I don’t think the OP was wrong for suggesting the neighbour leaves to work as the neighbour suggested the children leave to play or stay inside.

The main reason a lot of people move to cul-de-sacs is so children can play safely. If it’s anything like ours, it’s perfectly safe to let a 6 year old play and people are being a bit ridiculous to say it’s too young.

Tinycitrus · 24/07/2018 06:44

Plenty of people work
Night shift abd have to
Put up
With children playing out during the summer. This is just part of life. Your neighbour is being unreasonable.

StealthPolarBear · 24/07/2018 06:46

Presumably these people who would supervise aren't the same people who remember the good old days when they disappeared after breakfast to play in the village and came home in time for tea?
Op yanbu. My dc played out as part of xc group from about six and that seemed fairhly old in comparison to some of their friends!

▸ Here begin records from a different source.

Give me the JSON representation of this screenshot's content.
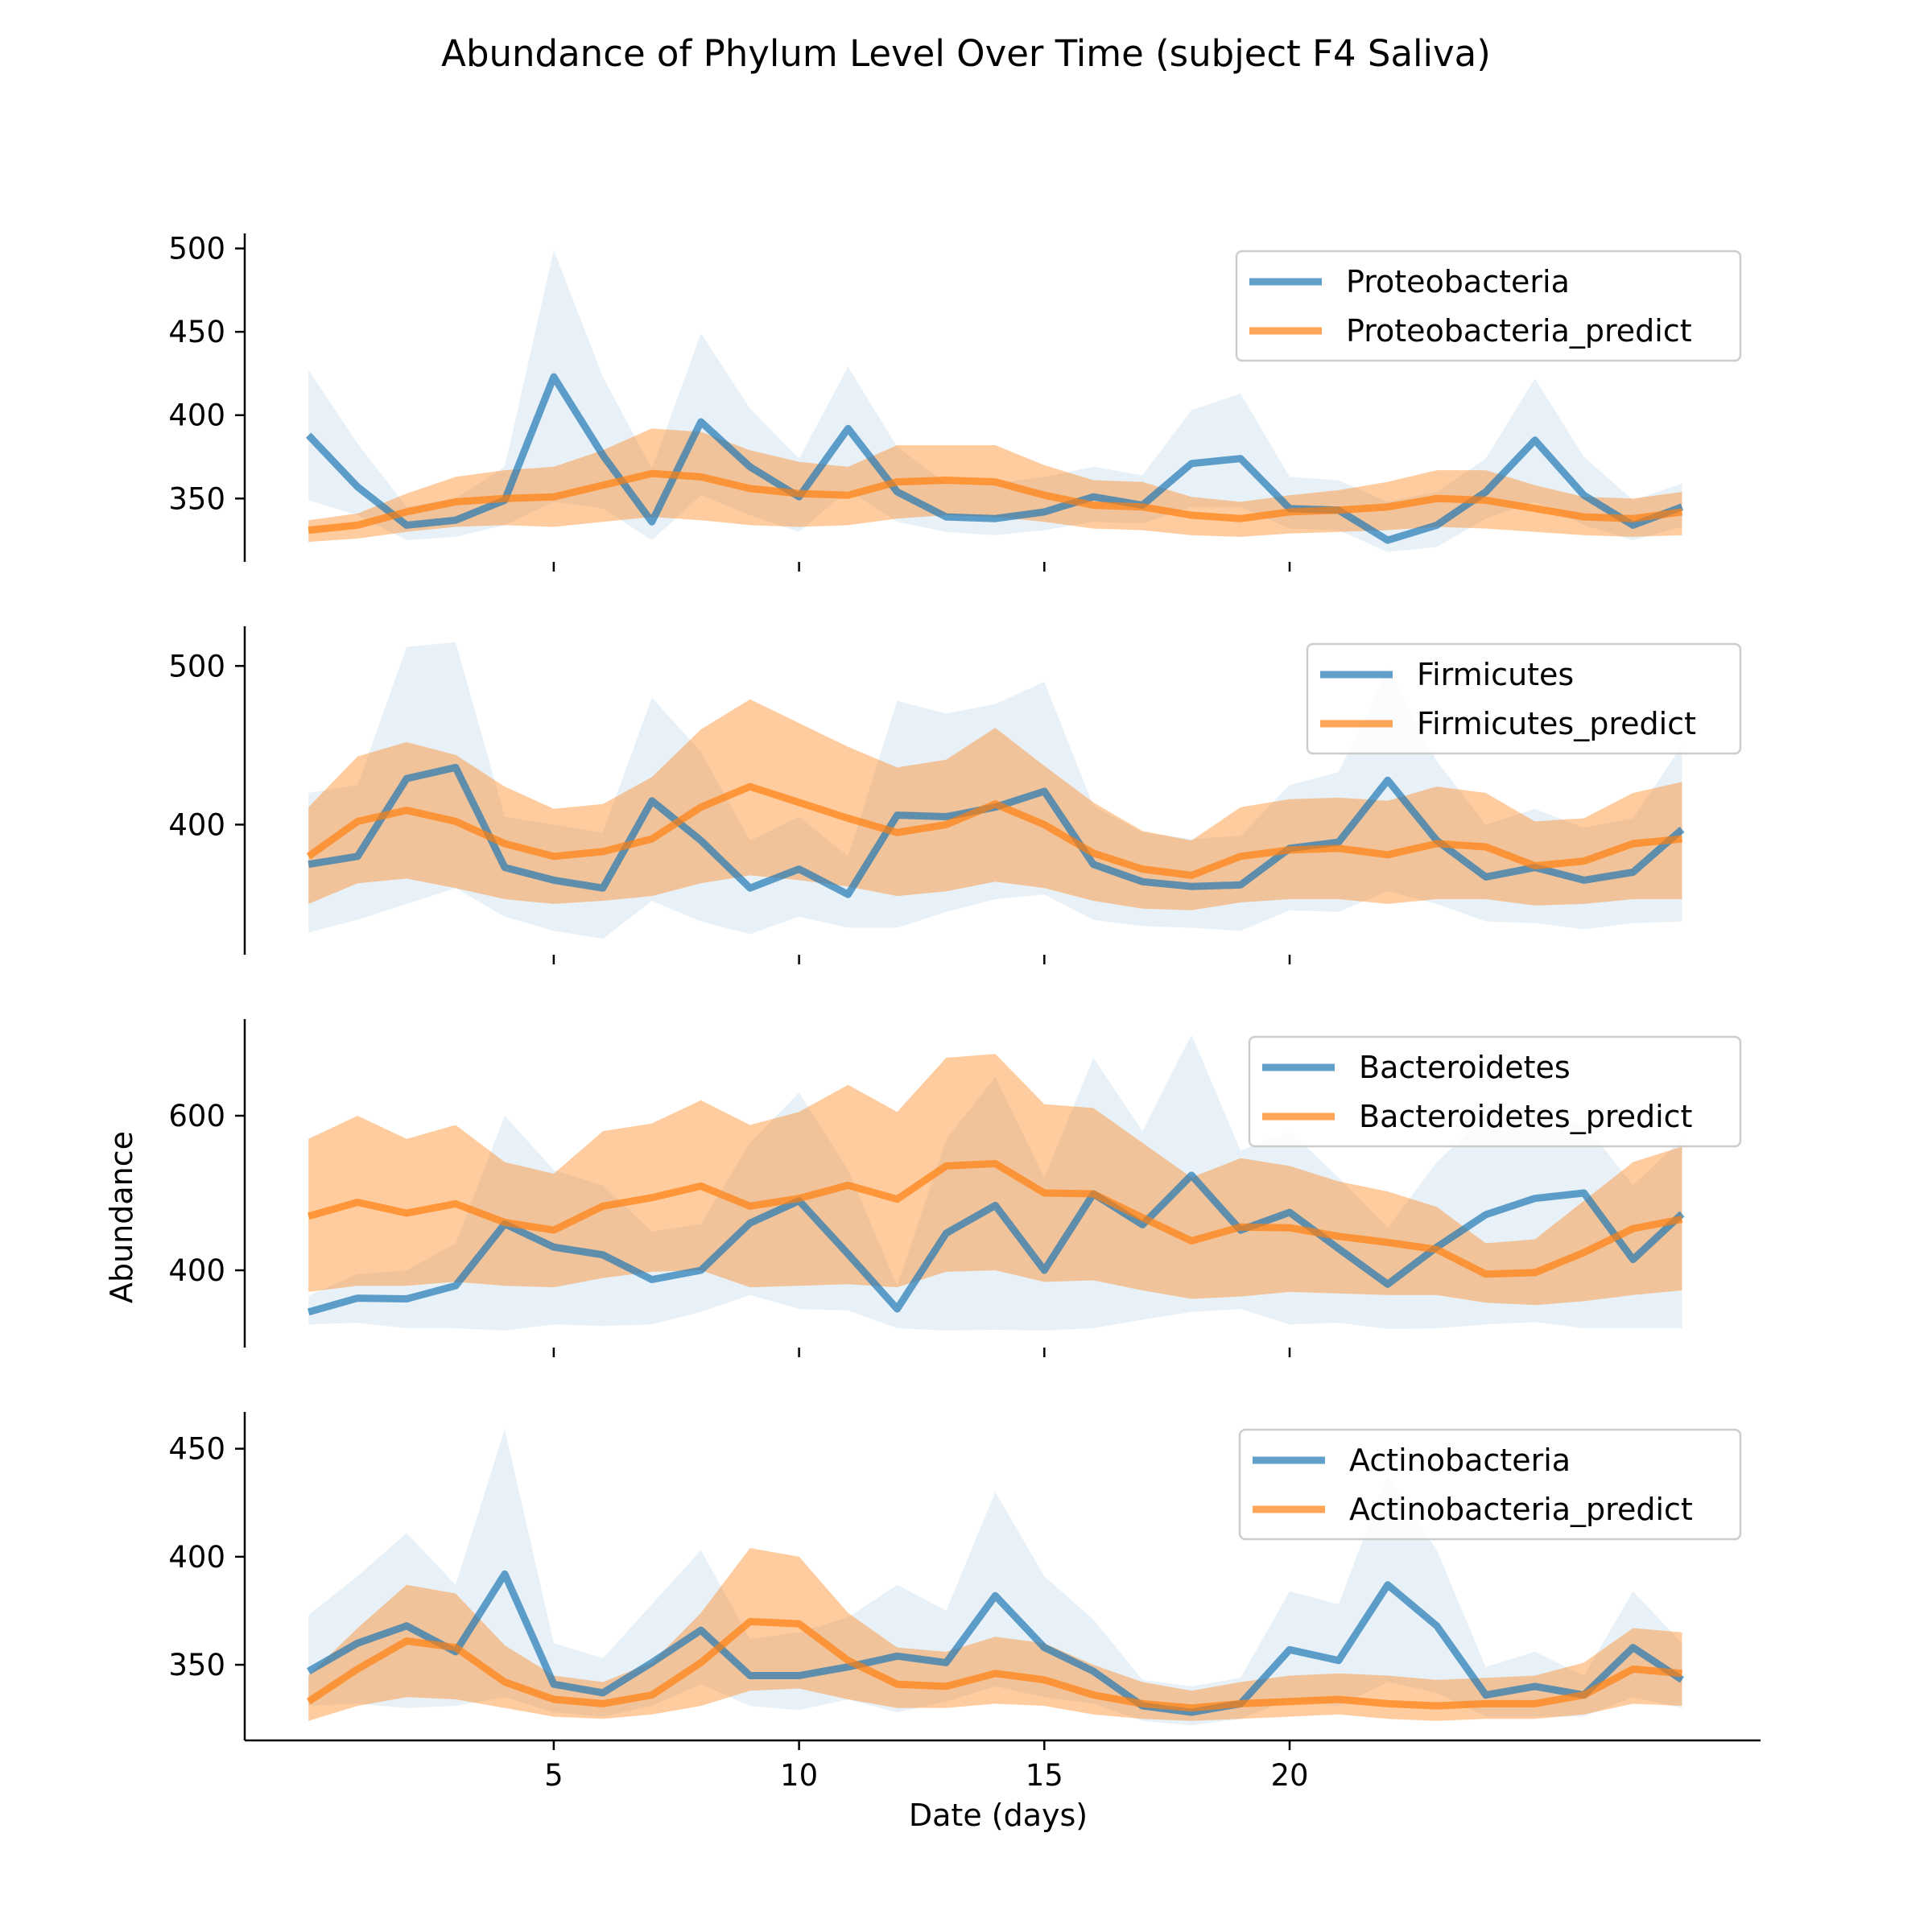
{
  "figure": {
    "title": "Abundance of Phylum Level Over Time (subject F4 Saliva)",
    "xlabel": "Date (days)",
    "ylabel": "Abundance"
  },
  "colors": {
    "actual": "#1f77b4",
    "predict": "#ff7f0e",
    "axis": "#000000",
    "legend_border": "#cccccc"
  },
  "chart_data": [
    {
      "type": "line",
      "title": "",
      "xlabel": "",
      "ylabel": "",
      "xlim": [
        -1.3,
        29.6
      ],
      "ylim": [
        312,
        509
      ],
      "yticks": [
        350,
        400,
        450,
        500
      ],
      "xticks": [
        5,
        10,
        15,
        20
      ],
      "show_xtick_labels": false,
      "legend_position": "top-right",
      "grid": false,
      "series": [
        {
          "name": "Proteobacteria",
          "role": "actual",
          "x": [
            0,
            1,
            2,
            3,
            4,
            5,
            6,
            7,
            8,
            9,
            10,
            11,
            12,
            13,
            14,
            15,
            16,
            17,
            18,
            19,
            20,
            21,
            22,
            23,
            24,
            25,
            26,
            27,
            28
          ],
          "values": [
            388,
            357,
            334,
            337,
            349,
            423,
            376,
            336,
            396,
            369,
            351,
            392,
            354,
            339,
            338,
            342,
            351,
            346,
            371,
            374,
            344,
            343,
            325,
            334,
            354,
            385,
            352,
            334,
            345
          ],
          "upper": [
            427,
            383,
            345,
            350,
            369,
            499,
            423,
            368,
            449,
            404,
            374,
            429,
            381,
            359,
            359,
            363,
            369,
            364,
            403,
            413,
            363,
            361,
            348,
            354,
            374,
            422,
            375,
            349,
            359
          ],
          "lower": [
            349,
            340,
            325,
            327,
            334,
            348,
            344,
            325,
            352,
            340,
            330,
            355,
            336,
            330,
            328,
            331,
            336,
            335,
            345,
            345,
            332,
            331,
            318,
            321,
            338,
            348,
            334,
            325,
            333
          ]
        },
        {
          "name": "Proteobacteria_predict",
          "role": "predict",
          "x": [
            0,
            1,
            2,
            3,
            4,
            5,
            6,
            7,
            8,
            9,
            10,
            11,
            12,
            13,
            14,
            15,
            16,
            17,
            18,
            19,
            20,
            21,
            22,
            23,
            24,
            25,
            26,
            27,
            28
          ],
          "values": [
            331,
            334,
            342,
            348,
            350,
            351,
            358,
            365,
            363,
            356,
            353,
            352,
            360,
            361,
            360,
            352,
            346,
            345,
            340,
            338,
            342,
            343,
            345,
            350,
            349,
            344,
            339,
            338,
            342
          ],
          "upper": [
            337,
            341,
            353,
            363,
            367,
            369,
            379,
            392,
            390,
            379,
            372,
            369,
            382,
            382,
            382,
            370,
            361,
            360,
            351,
            348,
            352,
            355,
            360,
            367,
            367,
            358,
            351,
            350,
            354
          ],
          "lower": [
            324,
            326,
            330,
            333,
            334,
            333,
            336,
            339,
            337,
            334,
            333,
            334,
            338,
            340,
            339,
            336,
            332,
            331,
            328,
            327,
            329,
            330,
            331,
            333,
            332,
            330,
            328,
            327,
            328
          ]
        }
      ]
    },
    {
      "type": "line",
      "title": "",
      "xlabel": "",
      "ylabel": "",
      "xlim": [
        -1.3,
        29.6
      ],
      "ylim": [
        318,
        525
      ],
      "yticks": [
        400,
        500
      ],
      "xticks": [
        5,
        10,
        15,
        20
      ],
      "show_xtick_labels": false,
      "legend_position": "top-right",
      "grid": false,
      "series": [
        {
          "name": "Firmicutes",
          "role": "actual",
          "x": [
            0,
            1,
            2,
            3,
            4,
            5,
            6,
            7,
            8,
            9,
            10,
            11,
            12,
            13,
            14,
            15,
            16,
            17,
            18,
            19,
            20,
            21,
            22,
            23,
            24,
            25,
            26,
            27,
            28
          ],
          "values": [
            375,
            380,
            429,
            436,
            373,
            365,
            360,
            415,
            390,
            360,
            372,
            356,
            406,
            405,
            411,
            421,
            375,
            364,
            361,
            362,
            385,
            389,
            428,
            390,
            367,
            373,
            365,
            370,
            397
          ],
          "upper": [
            420,
            425,
            512,
            515,
            405,
            400,
            395,
            480,
            446,
            390,
            405,
            380,
            478,
            470,
            476,
            490,
            412,
            395,
            391,
            393,
            425,
            433,
            498,
            440,
            400,
            410,
            398,
            404,
            450
          ],
          "lower": [
            332,
            340,
            350,
            360,
            342,
            333,
            328,
            352,
            339,
            331,
            342,
            335,
            335,
            345,
            353,
            356,
            340,
            336,
            335,
            333,
            346,
            345,
            358,
            350,
            339,
            338,
            334,
            338,
            339
          ]
        },
        {
          "name": "Firmicutes_predict",
          "role": "predict",
          "x": [
            0,
            1,
            2,
            3,
            4,
            5,
            6,
            7,
            8,
            9,
            10,
            11,
            12,
            13,
            14,
            15,
            16,
            17,
            18,
            19,
            20,
            21,
            22,
            23,
            24,
            25,
            26,
            27,
            28
          ],
          "values": [
            380,
            402,
            409,
            402,
            388,
            380,
            383,
            391,
            411,
            424,
            414,
            404,
            395,
            400,
            413,
            400,
            382,
            372,
            368,
            380,
            384,
            385,
            381,
            388,
            386,
            374,
            377,
            388,
            391
          ],
          "upper": [
            411,
            443,
            452,
            444,
            424,
            410,
            413,
            430,
            460,
            479,
            464,
            449,
            436,
            441,
            461,
            437,
            414,
            396,
            390,
            411,
            416,
            417,
            415,
            424,
            420,
            402,
            404,
            420,
            427
          ],
          "lower": [
            350,
            363,
            366,
            360,
            353,
            350,
            352,
            355,
            363,
            368,
            365,
            361,
            355,
            358,
            364,
            360,
            352,
            347,
            346,
            351,
            353,
            353,
            350,
            353,
            353,
            349,
            350,
            353,
            353
          ]
        }
      ]
    },
    {
      "type": "line",
      "title": "",
      "xlabel": "",
      "ylabel": "",
      "xlim": [
        -1.3,
        29.6
      ],
      "ylim": [
        300,
        725
      ],
      "yticks": [
        400,
        600
      ],
      "xticks": [
        5,
        10,
        15,
        20
      ],
      "show_xtick_labels": false,
      "legend_position": "top-right",
      "grid": false,
      "series": [
        {
          "name": "Bacteroidetes",
          "role": "actual",
          "x": [
            0,
            1,
            2,
            3,
            4,
            5,
            6,
            7,
            8,
            9,
            10,
            11,
            12,
            13,
            14,
            15,
            16,
            17,
            18,
            19,
            20,
            21,
            22,
            23,
            24,
            25,
            26,
            27,
            28
          ],
          "values": [
            346,
            364,
            363,
            380,
            460,
            430,
            420,
            388,
            400,
            461,
            490,
            421,
            350,
            448,
            484,
            400,
            499,
            459,
            523,
            452,
            475,
            428,
            382,
            430,
            472,
            493,
            500,
            414,
            473
          ],
          "upper": [
            367,
            395,
            400,
            435,
            600,
            530,
            510,
            450,
            460,
            565,
            630,
            530,
            380,
            570,
            650,
            520,
            675,
            580,
            705,
            555,
            580,
            520,
            455,
            540,
            600,
            600,
            590,
            510,
            570
          ],
          "lower": [
            330,
            332,
            325,
            325,
            322,
            330,
            328,
            330,
            346,
            368,
            350,
            348,
            325,
            322,
            323,
            322,
            325,
            336,
            346,
            350,
            330,
            332,
            324,
            325,
            330,
            333,
            325,
            325,
            325
          ]
        },
        {
          "name": "Bacteroidetes_predict",
          "role": "predict",
          "x": [
            0,
            1,
            2,
            3,
            4,
            5,
            6,
            7,
            8,
            9,
            10,
            11,
            12,
            13,
            14,
            15,
            16,
            17,
            18,
            19,
            20,
            21,
            22,
            23,
            24,
            25,
            26,
            27,
            28
          ],
          "values": [
            470,
            488,
            474,
            486,
            462,
            452,
            483,
            494,
            509,
            483,
            493,
            510,
            492,
            535,
            538,
            500,
            499,
            468,
            438,
            456,
            455,
            444,
            436,
            427,
            395,
            397,
            423,
            454,
            466
          ],
          "upper": [
            570,
            600,
            570,
            588,
            540,
            525,
            580,
            590,
            620,
            588,
            605,
            640,
            605,
            675,
            680,
            615,
            610,
            565,
            520,
            545,
            535,
            515,
            502,
            482,
            435,
            440,
            490,
            540,
            560
          ],
          "lower": [
            372,
            380,
            380,
            385,
            380,
            378,
            390,
            398,
            400,
            378,
            380,
            382,
            378,
            398,
            400,
            385,
            387,
            374,
            363,
            366,
            372,
            370,
            368,
            368,
            358,
            355,
            360,
            368,
            374
          ]
        }
      ]
    },
    {
      "type": "line",
      "title": "",
      "xlabel": "Date (days)",
      "ylabel": "",
      "xlim": [
        -1.3,
        29.6
      ],
      "ylim": [
        315,
        467
      ],
      "yticks": [
        350,
        400,
        450
      ],
      "xticks": [
        5,
        10,
        15,
        20
      ],
      "show_xtick_labels": true,
      "legend_position": "top-right",
      "grid": false,
      "series": [
        {
          "name": "Actinobacteria",
          "role": "actual",
          "x": [
            0,
            1,
            2,
            3,
            4,
            5,
            6,
            7,
            8,
            9,
            10,
            11,
            12,
            13,
            14,
            15,
            16,
            17,
            18,
            19,
            20,
            21,
            22,
            23,
            24,
            25,
            26,
            27,
            28
          ],
          "values": [
            347,
            360,
            368,
            356,
            392,
            341,
            337,
            351,
            366,
            345,
            345,
            349,
            354,
            351,
            382,
            358,
            347,
            331,
            328,
            332,
            357,
            352,
            387,
            368,
            336,
            340,
            336,
            358,
            343
          ],
          "upper": [
            373,
            391,
            411,
            387,
            459,
            360,
            353,
            378,
            403,
            362,
            365,
            372,
            387,
            375,
            430,
            391,
            371,
            343,
            340,
            344,
            384,
            378,
            438,
            403,
            349,
            356,
            345,
            384,
            360
          ],
          "lower": [
            331,
            332,
            330,
            331,
            335,
            328,
            326,
            331,
            341,
            331,
            329,
            334,
            328,
            333,
            340,
            335,
            332,
            324,
            322,
            325,
            334,
            331,
            342,
            337,
            326,
            326,
            326,
            335,
            330
          ]
        },
        {
          "name": "Actinobacteria_predict",
          "role": "predict",
          "x": [
            0,
            1,
            2,
            3,
            4,
            5,
            6,
            7,
            8,
            9,
            10,
            11,
            12,
            13,
            14,
            15,
            16,
            17,
            18,
            19,
            20,
            21,
            22,
            23,
            24,
            25,
            26,
            27,
            28
          ],
          "values": [
            333,
            348,
            361,
            358,
            342,
            334,
            332,
            336,
            351,
            370,
            369,
            352,
            341,
            340,
            346,
            343,
            336,
            332,
            330,
            332,
            333,
            334,
            332,
            331,
            332,
            332,
            336,
            348,
            346
          ],
          "upper": [
            345,
            367,
            387,
            383,
            359,
            345,
            342,
            351,
            374,
            404,
            400,
            374,
            358,
            356,
            363,
            360,
            350,
            342,
            338,
            342,
            345,
            346,
            345,
            343,
            344,
            345,
            351,
            367,
            365
          ],
          "lower": [
            324,
            331,
            335,
            334,
            330,
            326,
            325,
            327,
            331,
            338,
            339,
            334,
            330,
            330,
            332,
            331,
            327,
            325,
            324,
            325,
            326,
            327,
            325,
            324,
            325,
            325,
            327,
            332,
            331
          ]
        }
      ]
    }
  ]
}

Ghanagirl · 24/07/2018 06:47

I wouldn’t let my children play in our cul de sac at below 9 because we have some shared house with youngish men at the end who drive really fast but I let them play out now but they come in around 6ish when the boy racers are returning from work.
I think children have a right to play in the street where they live.
I always tell my two to be respectful of others regarding noise, balls etc but you can’t demand neighbors children have just one hour outside during daytime.